Jumat, 12 September 2008

Generasi Muda dan Hiburan

Generasi Muda dan Hiburan
Oleh Jariston Habeahan *)


“Segala sesuatu akan siap jika jika pikiran kita juga siap” kata Henry V dalam bukunya paul Corrigan Shakespears On Management.
Ditengah zaman yang serba cangih dan praktis menarik jika ditelaah lebih dalam tentang bagaimana kondisi kehidupan generasi muda saat ini, yang nantinya akan menjadi generasi yang diharapkan dimasa akan datang.
Antara generasi muda dan generasi tua hanya dipisahkan oleh waktu yang didalamnya ada proses. Artinya semua generasi muda pasti melewati proses hingga menjadi tua pada suatu saat. Oleh karena itu, proses yang baik maka akan menghasilkan generasi penerus yang baik pula.

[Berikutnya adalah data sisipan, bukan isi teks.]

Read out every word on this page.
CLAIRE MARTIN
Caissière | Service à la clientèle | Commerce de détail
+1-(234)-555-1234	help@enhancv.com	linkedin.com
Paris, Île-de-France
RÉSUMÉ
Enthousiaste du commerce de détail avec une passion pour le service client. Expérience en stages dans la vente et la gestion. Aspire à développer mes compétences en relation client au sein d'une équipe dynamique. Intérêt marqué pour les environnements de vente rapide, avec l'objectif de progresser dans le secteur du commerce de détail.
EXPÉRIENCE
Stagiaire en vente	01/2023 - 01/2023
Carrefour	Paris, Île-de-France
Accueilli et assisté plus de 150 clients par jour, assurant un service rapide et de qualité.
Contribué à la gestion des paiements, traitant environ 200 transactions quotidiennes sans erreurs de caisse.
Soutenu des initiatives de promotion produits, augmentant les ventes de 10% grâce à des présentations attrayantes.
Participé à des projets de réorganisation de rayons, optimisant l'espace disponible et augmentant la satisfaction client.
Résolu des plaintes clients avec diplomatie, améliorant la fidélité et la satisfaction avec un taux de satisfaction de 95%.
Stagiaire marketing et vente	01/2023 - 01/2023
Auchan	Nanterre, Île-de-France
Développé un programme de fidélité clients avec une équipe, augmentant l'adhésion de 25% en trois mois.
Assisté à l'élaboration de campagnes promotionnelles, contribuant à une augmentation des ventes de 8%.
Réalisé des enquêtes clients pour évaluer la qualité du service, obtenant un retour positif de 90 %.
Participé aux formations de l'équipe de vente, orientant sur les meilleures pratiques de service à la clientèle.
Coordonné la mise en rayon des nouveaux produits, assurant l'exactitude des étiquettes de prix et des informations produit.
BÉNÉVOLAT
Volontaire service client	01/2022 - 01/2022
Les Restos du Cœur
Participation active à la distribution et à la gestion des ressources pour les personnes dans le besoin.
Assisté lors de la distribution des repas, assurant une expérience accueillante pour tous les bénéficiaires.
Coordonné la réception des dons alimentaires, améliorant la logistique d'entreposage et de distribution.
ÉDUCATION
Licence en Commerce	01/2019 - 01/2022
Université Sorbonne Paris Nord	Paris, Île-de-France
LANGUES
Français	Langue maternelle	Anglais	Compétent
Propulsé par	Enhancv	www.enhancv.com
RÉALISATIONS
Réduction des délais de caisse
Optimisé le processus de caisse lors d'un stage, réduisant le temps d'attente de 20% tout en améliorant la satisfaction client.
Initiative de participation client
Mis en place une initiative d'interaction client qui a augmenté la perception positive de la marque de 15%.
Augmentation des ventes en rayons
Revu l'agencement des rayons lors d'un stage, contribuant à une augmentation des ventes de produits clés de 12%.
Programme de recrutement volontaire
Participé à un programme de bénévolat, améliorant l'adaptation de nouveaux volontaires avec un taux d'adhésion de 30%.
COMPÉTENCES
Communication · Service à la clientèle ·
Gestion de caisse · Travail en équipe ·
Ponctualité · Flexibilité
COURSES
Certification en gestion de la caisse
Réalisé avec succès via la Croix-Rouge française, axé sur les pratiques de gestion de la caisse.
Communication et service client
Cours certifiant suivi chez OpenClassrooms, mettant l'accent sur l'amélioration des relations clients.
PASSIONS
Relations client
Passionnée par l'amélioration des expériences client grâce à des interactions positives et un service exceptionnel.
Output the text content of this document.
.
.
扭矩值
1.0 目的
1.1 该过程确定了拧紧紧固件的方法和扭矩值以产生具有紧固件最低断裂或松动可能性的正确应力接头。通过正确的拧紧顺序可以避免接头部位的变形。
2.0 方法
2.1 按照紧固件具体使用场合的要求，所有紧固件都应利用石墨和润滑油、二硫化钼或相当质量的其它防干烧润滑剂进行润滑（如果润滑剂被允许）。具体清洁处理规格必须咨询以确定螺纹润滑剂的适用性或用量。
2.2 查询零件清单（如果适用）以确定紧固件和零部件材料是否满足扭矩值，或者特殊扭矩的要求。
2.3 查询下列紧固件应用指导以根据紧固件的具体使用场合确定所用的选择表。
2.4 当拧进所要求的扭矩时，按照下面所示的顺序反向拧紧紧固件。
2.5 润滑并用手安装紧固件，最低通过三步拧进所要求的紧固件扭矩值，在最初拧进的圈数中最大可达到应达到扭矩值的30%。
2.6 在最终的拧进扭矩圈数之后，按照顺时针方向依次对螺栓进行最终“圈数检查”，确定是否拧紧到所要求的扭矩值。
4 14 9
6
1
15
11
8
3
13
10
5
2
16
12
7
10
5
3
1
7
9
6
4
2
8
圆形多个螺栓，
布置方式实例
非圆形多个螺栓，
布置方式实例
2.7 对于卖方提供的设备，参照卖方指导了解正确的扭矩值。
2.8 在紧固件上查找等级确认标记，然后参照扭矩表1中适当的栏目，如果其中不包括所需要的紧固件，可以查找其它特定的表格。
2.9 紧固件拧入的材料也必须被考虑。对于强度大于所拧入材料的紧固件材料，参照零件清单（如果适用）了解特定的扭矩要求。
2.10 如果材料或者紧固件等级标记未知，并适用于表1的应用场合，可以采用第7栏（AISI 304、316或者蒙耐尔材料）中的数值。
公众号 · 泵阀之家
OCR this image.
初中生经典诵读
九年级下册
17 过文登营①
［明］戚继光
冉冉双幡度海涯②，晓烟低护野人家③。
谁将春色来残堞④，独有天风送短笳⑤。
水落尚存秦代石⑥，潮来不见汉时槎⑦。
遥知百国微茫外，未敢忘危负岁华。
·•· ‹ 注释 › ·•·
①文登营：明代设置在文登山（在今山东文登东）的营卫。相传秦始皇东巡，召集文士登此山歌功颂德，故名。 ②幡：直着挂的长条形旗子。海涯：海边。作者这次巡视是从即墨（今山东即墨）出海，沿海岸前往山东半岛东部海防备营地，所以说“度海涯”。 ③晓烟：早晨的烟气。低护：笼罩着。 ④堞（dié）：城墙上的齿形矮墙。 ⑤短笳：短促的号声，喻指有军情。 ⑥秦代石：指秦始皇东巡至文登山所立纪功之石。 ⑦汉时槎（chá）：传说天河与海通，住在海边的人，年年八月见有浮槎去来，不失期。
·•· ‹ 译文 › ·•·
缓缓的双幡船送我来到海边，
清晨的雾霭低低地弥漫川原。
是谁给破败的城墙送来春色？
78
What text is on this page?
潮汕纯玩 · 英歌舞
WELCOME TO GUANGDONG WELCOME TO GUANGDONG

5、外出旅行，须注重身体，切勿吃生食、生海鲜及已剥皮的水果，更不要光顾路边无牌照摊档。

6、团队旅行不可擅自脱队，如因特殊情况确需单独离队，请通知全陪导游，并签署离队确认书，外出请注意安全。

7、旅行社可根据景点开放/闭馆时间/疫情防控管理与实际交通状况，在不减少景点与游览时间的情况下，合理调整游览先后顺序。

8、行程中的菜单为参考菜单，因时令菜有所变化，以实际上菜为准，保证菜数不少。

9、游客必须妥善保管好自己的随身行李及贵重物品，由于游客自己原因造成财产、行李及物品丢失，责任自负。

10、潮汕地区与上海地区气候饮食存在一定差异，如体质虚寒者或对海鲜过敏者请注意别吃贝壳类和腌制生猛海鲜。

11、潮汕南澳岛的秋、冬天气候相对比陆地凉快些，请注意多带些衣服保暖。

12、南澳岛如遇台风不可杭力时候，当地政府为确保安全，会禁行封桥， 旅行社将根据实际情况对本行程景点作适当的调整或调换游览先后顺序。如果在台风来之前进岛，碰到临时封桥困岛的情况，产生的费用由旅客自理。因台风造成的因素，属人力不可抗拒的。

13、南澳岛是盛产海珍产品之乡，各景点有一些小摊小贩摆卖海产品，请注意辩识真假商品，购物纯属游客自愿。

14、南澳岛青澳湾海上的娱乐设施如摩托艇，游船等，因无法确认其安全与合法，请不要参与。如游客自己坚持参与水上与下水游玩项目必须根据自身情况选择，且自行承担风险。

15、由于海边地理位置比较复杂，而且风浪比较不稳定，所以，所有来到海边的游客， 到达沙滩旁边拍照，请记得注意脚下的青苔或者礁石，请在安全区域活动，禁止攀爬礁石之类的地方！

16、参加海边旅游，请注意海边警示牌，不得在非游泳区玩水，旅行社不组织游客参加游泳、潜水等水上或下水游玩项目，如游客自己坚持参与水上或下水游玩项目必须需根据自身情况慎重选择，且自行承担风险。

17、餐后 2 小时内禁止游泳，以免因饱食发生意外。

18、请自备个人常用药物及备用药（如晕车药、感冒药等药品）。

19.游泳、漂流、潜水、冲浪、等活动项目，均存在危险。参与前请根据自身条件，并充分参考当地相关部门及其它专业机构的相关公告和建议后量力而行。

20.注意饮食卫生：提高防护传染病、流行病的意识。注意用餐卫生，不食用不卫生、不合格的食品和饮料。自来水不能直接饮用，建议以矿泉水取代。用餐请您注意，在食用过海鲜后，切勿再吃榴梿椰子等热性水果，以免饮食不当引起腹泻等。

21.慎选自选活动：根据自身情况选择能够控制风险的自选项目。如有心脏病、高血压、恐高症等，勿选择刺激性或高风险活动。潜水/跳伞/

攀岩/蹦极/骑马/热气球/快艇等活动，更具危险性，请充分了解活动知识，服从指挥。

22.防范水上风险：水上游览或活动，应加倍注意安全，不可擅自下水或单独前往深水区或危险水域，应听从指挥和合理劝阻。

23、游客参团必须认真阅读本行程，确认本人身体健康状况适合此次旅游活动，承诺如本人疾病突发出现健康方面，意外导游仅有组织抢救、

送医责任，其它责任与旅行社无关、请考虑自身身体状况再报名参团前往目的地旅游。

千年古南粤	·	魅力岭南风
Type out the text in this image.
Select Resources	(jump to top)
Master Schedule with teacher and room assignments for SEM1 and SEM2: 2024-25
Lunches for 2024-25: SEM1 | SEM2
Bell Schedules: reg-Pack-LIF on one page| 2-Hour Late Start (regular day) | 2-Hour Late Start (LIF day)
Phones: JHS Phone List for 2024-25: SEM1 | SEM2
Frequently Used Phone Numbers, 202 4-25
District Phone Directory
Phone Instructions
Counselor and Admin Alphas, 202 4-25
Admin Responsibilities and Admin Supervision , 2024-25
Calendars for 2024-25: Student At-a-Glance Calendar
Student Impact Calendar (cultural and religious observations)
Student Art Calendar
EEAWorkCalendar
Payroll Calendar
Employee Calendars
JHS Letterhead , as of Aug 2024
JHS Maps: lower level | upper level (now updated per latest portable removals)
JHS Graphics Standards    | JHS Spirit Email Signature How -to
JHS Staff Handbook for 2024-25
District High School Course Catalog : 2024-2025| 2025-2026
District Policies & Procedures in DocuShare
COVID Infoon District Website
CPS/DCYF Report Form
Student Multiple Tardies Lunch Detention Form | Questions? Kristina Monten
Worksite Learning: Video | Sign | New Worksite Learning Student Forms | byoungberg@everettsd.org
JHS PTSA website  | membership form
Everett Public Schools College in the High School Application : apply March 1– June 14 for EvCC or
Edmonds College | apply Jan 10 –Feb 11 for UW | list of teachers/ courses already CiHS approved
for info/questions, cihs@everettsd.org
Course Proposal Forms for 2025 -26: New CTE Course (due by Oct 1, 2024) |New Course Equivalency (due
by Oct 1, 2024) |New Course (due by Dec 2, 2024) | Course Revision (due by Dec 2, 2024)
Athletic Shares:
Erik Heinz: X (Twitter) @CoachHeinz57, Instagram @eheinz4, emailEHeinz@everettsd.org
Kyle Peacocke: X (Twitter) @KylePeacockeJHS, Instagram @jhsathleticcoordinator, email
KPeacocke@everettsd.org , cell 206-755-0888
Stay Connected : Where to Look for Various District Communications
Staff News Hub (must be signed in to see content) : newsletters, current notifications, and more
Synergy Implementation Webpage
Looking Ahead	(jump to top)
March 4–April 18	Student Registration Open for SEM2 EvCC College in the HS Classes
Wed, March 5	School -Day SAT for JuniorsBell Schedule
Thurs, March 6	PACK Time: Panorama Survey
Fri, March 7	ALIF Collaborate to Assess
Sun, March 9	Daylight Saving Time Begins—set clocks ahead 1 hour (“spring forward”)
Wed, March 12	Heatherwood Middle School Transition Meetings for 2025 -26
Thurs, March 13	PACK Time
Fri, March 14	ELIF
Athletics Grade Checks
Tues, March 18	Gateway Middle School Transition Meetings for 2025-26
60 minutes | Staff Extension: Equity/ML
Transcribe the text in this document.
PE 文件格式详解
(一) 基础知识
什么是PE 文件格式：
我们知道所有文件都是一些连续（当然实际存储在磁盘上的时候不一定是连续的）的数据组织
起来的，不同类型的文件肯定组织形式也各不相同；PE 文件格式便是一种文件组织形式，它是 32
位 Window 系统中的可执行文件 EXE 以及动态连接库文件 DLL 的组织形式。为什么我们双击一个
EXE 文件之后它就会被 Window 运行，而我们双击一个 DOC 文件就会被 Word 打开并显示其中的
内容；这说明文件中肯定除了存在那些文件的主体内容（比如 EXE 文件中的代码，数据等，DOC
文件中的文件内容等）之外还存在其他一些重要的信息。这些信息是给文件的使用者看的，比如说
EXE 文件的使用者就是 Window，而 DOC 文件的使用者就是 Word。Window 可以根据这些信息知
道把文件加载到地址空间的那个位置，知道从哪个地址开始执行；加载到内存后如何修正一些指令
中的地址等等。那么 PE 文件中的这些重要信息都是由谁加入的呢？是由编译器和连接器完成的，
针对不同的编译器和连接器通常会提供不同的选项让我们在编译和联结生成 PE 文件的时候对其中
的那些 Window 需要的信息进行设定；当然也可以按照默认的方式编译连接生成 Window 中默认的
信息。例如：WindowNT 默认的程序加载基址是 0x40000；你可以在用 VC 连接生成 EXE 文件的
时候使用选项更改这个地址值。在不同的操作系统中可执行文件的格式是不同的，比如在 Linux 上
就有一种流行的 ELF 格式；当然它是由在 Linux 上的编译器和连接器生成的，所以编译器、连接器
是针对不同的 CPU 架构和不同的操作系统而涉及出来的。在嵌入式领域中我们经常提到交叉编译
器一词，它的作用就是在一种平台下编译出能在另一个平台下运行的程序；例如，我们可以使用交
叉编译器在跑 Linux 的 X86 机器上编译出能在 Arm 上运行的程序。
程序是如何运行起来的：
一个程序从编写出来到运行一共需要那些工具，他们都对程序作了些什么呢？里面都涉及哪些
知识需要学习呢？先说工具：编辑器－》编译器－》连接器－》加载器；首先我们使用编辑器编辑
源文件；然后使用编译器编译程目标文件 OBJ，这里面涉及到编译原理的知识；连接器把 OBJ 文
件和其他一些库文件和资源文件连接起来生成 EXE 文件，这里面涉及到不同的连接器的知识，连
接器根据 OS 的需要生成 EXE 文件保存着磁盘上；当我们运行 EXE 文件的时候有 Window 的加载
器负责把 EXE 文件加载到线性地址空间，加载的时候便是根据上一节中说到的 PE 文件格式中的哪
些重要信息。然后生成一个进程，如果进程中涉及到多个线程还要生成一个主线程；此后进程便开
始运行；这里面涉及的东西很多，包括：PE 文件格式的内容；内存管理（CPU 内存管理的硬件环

Dimana proses baik yang dijalani bertujuan untuk mendidik generasi muda yang siap memegang kehidupan yang layak dimasa yang akan datang. Yaitu menjadi generasi muda yang siap bersaing didunia kerja sesuai dengan disiplin ilmu masing-masing dan peran sangat beragam baik dalam skala nasional maupun internasional..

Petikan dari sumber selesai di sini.